Even I didn’t have the heart to sing about the babies’ eyes being pecked out and I still don’t. My kids know the words as we have them in a few different songbooks. I suppose, then, mine has been a sin of omission.
There’s a tendency to make the lyrics of some songs more palatable, a revisionist move and one of the casualties of the Politically Correct movement that overtook everything about 25 years back. In children’s lullabies, it is a sign of our inability to cope with the underlying spirit of certain eras. Music IS history.
Here’s a book that bothers me (click on the link, okay my pets?). At first glance, it seems to be inclusive and embracing, I suppose because the people pictured are African American, but it actually robs the history right out from us. Cake is shown and butterflies come around (you’d need a copy in hand to see all of the pages). While some verses of the song cannot be attributed to slaves, some of them tell us what undoubtedly the slaves were not allowed to say in plain English, the code hidden in the words that tell it like it was. This is one way slaves communicated right under the noses of Whitey—through imagery and innuendo. Music was a survival tool and helped to convey information that helped people travel north to Canada (often coded as Canaan in spirituals) via the network of the Underground Railroad. To be able to sing one’s pain (which was more often couched in the stories of struggle from the Old Testament*) in a non-religious text was even more complex, as we can hear in the original lyrics to All the Pretty Little Horses. I cannot abide by the happy pictures in the book. The melody gives it away—it is a mournful song, of grief and sorrow—and the happy characters do not tell the story that the song is trying to tell us.

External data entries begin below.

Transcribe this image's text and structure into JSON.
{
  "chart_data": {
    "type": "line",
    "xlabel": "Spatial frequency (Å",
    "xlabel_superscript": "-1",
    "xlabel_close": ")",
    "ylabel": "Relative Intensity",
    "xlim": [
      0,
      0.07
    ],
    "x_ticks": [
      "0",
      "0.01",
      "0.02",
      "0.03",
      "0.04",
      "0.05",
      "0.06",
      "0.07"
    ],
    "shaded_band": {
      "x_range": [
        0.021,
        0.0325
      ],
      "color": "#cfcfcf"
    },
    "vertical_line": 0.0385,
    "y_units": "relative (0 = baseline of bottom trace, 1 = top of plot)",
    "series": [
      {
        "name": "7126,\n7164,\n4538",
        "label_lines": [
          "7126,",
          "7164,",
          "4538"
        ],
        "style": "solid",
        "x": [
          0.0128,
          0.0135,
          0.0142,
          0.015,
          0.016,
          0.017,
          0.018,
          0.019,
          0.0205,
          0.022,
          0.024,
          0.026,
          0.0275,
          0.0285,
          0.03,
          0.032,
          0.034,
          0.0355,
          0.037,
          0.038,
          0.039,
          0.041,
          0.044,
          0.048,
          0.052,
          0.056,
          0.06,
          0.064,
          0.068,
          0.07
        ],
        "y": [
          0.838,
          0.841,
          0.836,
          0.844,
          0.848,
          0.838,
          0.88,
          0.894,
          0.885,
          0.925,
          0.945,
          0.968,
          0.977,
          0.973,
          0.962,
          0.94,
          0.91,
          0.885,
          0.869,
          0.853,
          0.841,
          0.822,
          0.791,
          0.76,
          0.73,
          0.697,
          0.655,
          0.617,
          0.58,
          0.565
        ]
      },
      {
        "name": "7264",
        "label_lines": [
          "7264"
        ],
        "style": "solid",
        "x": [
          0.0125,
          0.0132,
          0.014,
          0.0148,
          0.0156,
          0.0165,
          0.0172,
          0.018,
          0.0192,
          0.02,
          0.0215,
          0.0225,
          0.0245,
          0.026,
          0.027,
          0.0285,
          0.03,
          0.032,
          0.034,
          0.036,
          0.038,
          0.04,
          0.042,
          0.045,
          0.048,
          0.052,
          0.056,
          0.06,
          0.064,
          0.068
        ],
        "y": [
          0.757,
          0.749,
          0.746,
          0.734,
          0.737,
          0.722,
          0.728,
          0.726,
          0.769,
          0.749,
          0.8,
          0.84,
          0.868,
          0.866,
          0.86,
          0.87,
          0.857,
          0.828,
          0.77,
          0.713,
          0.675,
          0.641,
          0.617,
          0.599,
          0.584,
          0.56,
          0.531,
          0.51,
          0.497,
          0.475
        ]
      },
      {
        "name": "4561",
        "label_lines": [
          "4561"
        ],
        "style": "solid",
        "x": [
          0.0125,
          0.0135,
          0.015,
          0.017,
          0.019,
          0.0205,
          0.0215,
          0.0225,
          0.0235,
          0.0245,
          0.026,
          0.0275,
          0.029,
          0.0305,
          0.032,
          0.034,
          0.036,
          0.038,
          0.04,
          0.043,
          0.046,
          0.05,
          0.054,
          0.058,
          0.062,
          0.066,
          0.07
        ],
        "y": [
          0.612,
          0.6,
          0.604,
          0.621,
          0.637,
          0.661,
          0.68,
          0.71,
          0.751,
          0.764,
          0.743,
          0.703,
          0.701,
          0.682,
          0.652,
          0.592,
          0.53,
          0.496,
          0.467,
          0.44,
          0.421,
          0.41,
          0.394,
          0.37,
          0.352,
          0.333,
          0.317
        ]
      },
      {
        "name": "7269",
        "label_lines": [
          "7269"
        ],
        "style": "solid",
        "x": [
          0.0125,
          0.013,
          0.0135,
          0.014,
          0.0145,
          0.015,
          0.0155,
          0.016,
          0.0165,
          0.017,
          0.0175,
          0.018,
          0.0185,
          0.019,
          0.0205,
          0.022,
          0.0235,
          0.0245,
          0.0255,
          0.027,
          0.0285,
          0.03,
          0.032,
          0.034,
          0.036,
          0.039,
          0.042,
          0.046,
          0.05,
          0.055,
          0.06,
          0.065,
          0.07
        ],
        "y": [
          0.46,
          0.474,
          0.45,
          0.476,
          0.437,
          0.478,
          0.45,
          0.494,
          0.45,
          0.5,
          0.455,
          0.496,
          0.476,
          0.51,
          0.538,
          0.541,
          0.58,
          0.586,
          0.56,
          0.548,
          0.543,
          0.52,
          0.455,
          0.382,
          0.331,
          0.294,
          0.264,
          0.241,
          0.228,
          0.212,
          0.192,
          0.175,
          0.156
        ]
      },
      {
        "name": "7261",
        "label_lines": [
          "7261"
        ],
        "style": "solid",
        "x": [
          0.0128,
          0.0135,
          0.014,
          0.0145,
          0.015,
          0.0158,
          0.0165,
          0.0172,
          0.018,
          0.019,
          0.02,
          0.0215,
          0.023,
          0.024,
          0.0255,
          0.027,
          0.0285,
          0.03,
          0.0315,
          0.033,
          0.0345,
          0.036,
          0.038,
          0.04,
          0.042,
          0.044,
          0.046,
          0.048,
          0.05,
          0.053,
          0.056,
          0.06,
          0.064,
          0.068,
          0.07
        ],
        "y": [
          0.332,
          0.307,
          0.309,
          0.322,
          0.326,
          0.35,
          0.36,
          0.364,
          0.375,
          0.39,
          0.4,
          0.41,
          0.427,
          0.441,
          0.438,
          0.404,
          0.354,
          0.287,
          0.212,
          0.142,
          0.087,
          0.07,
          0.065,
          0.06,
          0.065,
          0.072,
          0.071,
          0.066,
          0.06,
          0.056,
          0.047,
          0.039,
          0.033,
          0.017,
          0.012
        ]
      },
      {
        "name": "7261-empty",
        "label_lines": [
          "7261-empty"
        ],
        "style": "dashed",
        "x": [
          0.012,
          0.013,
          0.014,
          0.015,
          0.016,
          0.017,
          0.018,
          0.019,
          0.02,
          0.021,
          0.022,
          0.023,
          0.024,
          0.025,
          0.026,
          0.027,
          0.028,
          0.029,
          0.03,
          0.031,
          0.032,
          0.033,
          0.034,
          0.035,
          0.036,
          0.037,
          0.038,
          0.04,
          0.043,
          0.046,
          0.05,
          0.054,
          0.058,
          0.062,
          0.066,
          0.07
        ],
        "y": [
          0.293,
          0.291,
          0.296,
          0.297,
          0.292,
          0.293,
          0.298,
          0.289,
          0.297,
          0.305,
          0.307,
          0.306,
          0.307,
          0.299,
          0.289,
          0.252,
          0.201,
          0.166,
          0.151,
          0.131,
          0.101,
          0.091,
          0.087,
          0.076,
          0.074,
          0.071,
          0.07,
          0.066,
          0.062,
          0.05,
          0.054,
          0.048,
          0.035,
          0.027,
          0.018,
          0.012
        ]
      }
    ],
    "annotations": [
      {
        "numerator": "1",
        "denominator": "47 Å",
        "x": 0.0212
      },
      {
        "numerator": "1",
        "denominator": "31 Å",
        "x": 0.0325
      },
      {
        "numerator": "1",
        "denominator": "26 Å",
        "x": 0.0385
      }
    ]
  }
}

Read the afterward to the reconfigured lyric in Sylvia Long’s book of Hush Little Baby. The zeitgeist of political correctness was swallowed hook, line, and sinker by this author. While I find the new lyrics sweet and the illustrations quite pretty, to fear that our children learn EVERYTHING THEY NEED TO KNOW FROM ONE LULLABY’S LYRICS displays an immense hubris. To forget and sweep under the rug the richness of our folksong heritage is a crime. It is revisionist and points to our lack of ability to trust our parenting to have mettle and our children to have backbones.
As songs traveled and shifted across the ocean and up and down our country, words changed places within songs, jumped to other songs, were added and left behind. This is WHY they are folk songs—they belong to the people. The words may have been written down at times, but more likely not. To publish a book with revised lyrics is an entirely different matter. It is no longer a folk song. In this instance, it is the author’s whim. I wouldn’t mind so much if the original lyric was presented somewhere in the book, but her ENTIRE point is that the original lyric is–gasp–DANGEROUS to children.
Next two flicks on the docket for Family Movie Night? Rushmore and Down by Law and we all know about the songs in those.
Another one I used to sing to my babies. Let’s not shy away from death either. God bless Elizabeth Cotton.
*Wade in the Water is not just the story of struggle that harkens to the Jews in the Bible, but also contains the very symbolic language to which I also refer in this post. For instance, the colors that the “children” wear may have been worn by people helping the slaves cross north at different stops along the way. But you already knew that, right?